Photo by Hubble Ray Smith.
Mary Bathauer lived her 15 seconds of fame when she appeared briefly on “The Today Show,” interviewed by co-host Hoda Kotb on the street outside NBC’s New York studios.
It was Bathauer’s daughter, Mary Ann, who grabbed Hoda’s attention when she pointed to her mom and shouted, “This woman has 104 grandkids and some more on the way.”
Bathauer, 82, who has lived in Kingman since 1977, was on her way back from a trip to Ireland in June when she stopped over in New York and was interviewed on national television.
“It wasn’t five minutes of interview. She (Hoda) just said, ‘Tell me about these grandkids.’ Later in the show, she recognized me and came over and shook my hand again. I told her she was a good mom, that I’d seen her baby on TV,” Bathauer said at her home, which is filled with pictures of her family on the walls and shelves.
Born and raised in Chicago, Bathauer married at the early age of 18 and gave birth to eight children in 11 years.

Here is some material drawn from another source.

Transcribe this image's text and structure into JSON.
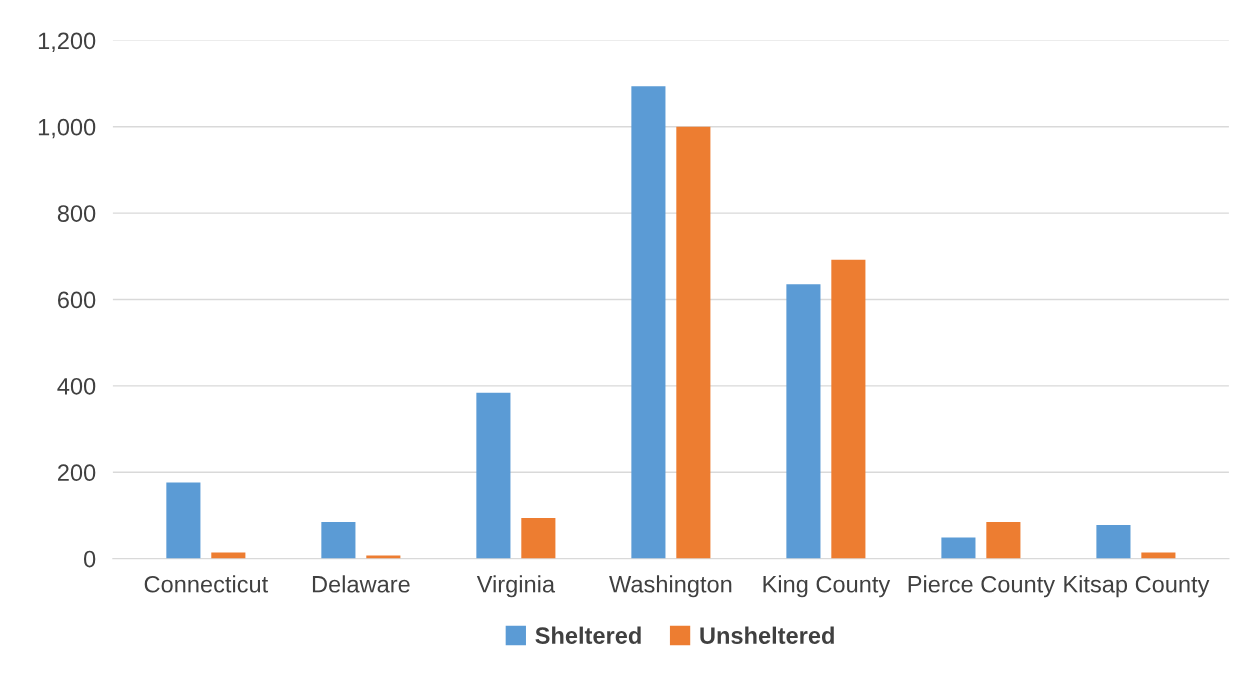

“My husband (Ed) had a saying: a good Catholic woman and a horny German,” she said. He passed away in 2007.
They had six daughters and two sons: Ed, Cheryl, Mary Ann, Therese, Francine, Julie, Elizabeth and John.
Bathauer’s children produced 28 grandchildren, 54 great-grandchildren and seven great-great-grandchildren, including one born just three weeks ago. Plus she has more than a dozen grandkids through marriages.
“We’re a family of rabbits,” Bathauer said. “It wasn’t me. It was my daughters. I’ve got two more (great-great-grandchildren) on the way in January and February.”
That can get expensive around Christmas.
“I don’t shop any more at Christmas, but the family gets together and we play a game and everybody brings gifts for the game, and that’s how I participate,” the family matriarch said.
She’s got 50 to 60 family members living in the Kingman area, a daughter and son in Phoenix and Tucson, and two daughters in California.
It’s difficult to name all of her grandchildren and their kids, but Bathauer sends birthday cards out to all of them, along with $5 until they turn 16.
Bathauer said birth control was never a consideration for her and Ed, both Catholics.
“I believed God would send me what I wanted to have,” she said. “At times, it wasn’t easy because they were so close (in birth), but He doesn’t send you anything you can’t take care of and that’s my faith.”
Ed held down three jobs at once in Chicago to make a go of it, and Mary didn’t go to work until they moved to California in 1967.
Ed had a friend that they visited in Kingman, and they liked the small-town atmosphere. They thought it would be better for the four kids they still had at the time.
“Kingman is unique, I think,” Bathauer said. “You have the mountains, you’re close to the river, you can go to Vegas, you can go to Laughlin.”
Bathauer’s youngest son, John, died in 2012 from cancer and has an annual softball tournament in his honor. She remembers him once saying, “Anyone who doesn’t like Kingman can leave. I-40 is there for you anytime.”